The IER held a total of 278 interviews and meetings with 246 current and former officials, staff and external defense and victims representatives, alongside meetings with the Heads of Organs, Staff Union Council, 9 States Parties, 12 ASP representatives/bodies, 54 NGOs and 6 academics. The report of the IER was made public on September 30, 2020. It contains 384 recommendations addressed to the organs of the Court and to the Assembly of States Parties. Successes and failures of the Court are considered in some detail and the IER has made recommendations that are actionable, focused on systemic issues, and for the most part do not require amendments to the Rome Statute or budget increases. While the report identifies shortcomings and makes recommendations to better prepare the Court to address the global challenges it faces pursuing accountability for atrocity crimes, the Court’s value and necessity remain clear.
The report refers to the concern expressed by many stakeholders, including States Parties to the Rome Statute, that the OTP handles too high a volume of situations and cases, taking into account its limited resources. Two ways of addressing this problem are addressed in the report: the first is to give greater consideration to the prospects of investigative and prosecutorial success; and the second to accord greater weight to the gravity threshold in the situation selection process. In short, the IER suggested that the current number of situations being investigated by the Office of the Prosecutor is unsustainable at the current time.

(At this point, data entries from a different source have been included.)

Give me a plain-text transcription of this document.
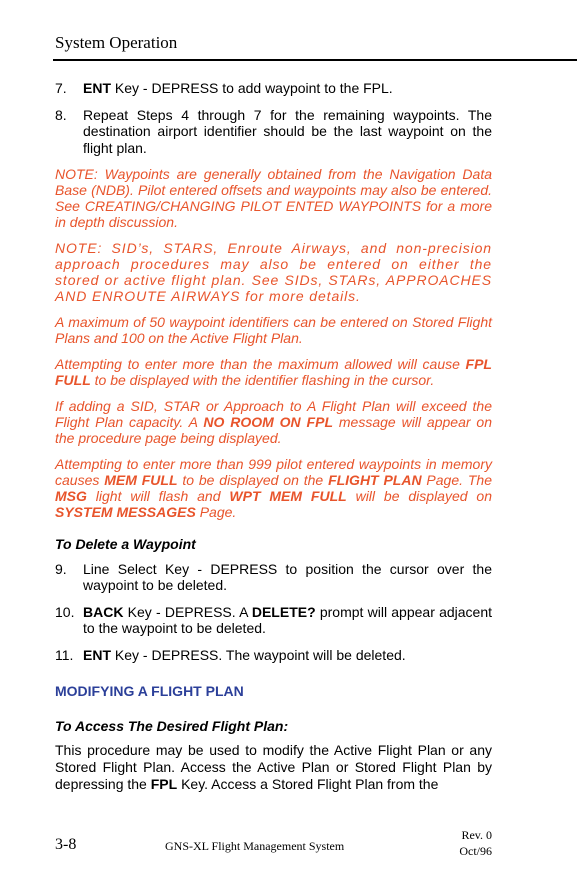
System Operation
7.	ENT Key - DEPRESS to add waypoint to the FPL.
8.	Repeat Steps 4 through 7 for the remaining waypoints. The destination airport identifier should be the last waypoint on the flight plan.

NOTE: Waypoints are generally obtained from the Navigation Data Base (NDB). Pilot entered offsets and waypoints may also be entered. See CREATING/CHANGING PILOT ENTED WAYPOINTS for a more in depth discussion.

NOTE: SID’s, STARS, Enroute Airways, and non-precision approach procedures may also be entered on either the stored or active flight plan. See SIDs, STARs, APPROACHES AND ENROUTE AIRWAYS for more details.

A maximum of 50 waypoint identifiers can be entered on Stored Flight Plans and 100 on the Active Flight Plan.

Attempting to enter more than the maximum allowed will cause FPL FULL to be displayed with the identifier flashing in the cursor.

If adding a SID, STAR or Approach to A Flight Plan will exceed the Flight Plan capacity. A NO ROOM ON FPL message will appear on the procedure page being displayed.

Attempting to enter more than 999 pilot entered waypoints in memory causes MEM FULL to be displayed on the FLIGHT PLAN Page. The MSG light will flash and WPT MEM FULL will be displayed on SYSTEM MESSAGES Page.

To Delete a Waypoint
9.	Line Select Key - DEPRESS to position the cursor over the waypoint to be deleted.
10. BACK Key - DEPRESS. A DELETE? prompt will appear adjacent to the waypoint to be deleted.
11. ENT Key - DEPRESS. The waypoint will be deleted.
MODIFYING A FLIGHT PLAN
To Access The Desired Flight Plan:

This procedure may be used to modify the Active Flight Plan or any Stored Flight Plan. Access the Active Plan or Stored Flight Plan by depressing the FPL Key. Access a Stored Flight Plan from the

3-8	GNS-XL Flight Management System
Rev. 0
Oct/96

Those and many other issues were referred to in some detail in the helpful submission received by the IER from the International Criminal Court Project of the American Bar Association. Other United States non-governmental organizations also made constructive submissions to the IER. The efforts of the International Criminal Court Project and other organizations within civil society to support the work of the ICC has been much appreciated by the principals and staff of the ICC and especially at the time of the intemperate attacks made on the Court by the Trump administration.
It should be appreciated and acknowledged that the outspoken support for the ICC from many Americans keeps alive the reputation of the United States as a supporter of justice for the victims of heinous war crimes, and ensuring that the perpetrators of those crimes are not granted impunity.

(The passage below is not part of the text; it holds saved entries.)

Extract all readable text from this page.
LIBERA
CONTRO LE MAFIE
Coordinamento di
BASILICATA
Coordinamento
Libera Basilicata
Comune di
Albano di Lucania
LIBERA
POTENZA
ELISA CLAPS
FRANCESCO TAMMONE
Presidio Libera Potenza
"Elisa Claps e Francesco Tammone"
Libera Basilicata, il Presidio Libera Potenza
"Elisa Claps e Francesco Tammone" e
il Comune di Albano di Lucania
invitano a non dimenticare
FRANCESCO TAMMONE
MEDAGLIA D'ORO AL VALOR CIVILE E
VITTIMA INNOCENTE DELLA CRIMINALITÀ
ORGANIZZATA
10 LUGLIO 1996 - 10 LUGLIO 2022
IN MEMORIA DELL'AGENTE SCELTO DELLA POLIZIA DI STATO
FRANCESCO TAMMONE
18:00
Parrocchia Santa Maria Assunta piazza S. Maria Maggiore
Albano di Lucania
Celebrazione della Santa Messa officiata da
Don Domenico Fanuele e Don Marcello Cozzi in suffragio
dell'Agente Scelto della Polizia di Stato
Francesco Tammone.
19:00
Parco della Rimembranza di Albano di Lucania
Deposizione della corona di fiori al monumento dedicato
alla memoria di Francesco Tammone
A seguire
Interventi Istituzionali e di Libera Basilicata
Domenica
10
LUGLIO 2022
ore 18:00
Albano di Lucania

The IER Report has been welcomed by the Assembly of States Parties and by the Court. In December 2020, the Assembly established a Review Mechanism that is mandated with the “planning, coordinating, keeping track and regularly reporting” on the assessment of the IER recommendations. The Biden administration should interact with that Mechanism and make its views and priorities known concerning the most important recommendations made by the IER.
Continued contact between the United States government and the ICC is of cardinal importance. As an observer, the United States has contributed to the work of the Assembly of States Parties and the Court itself and could once again contribute to shared goals if it chooses. Important offices capable of carrying the relationship forward, such as the Office of Global Criminal Justice and its Ambassador-at-Large, should be fully supported by the Biden administration and encouraged to continue support for the ICC in respect of issues that are consistent with the interests of the United States.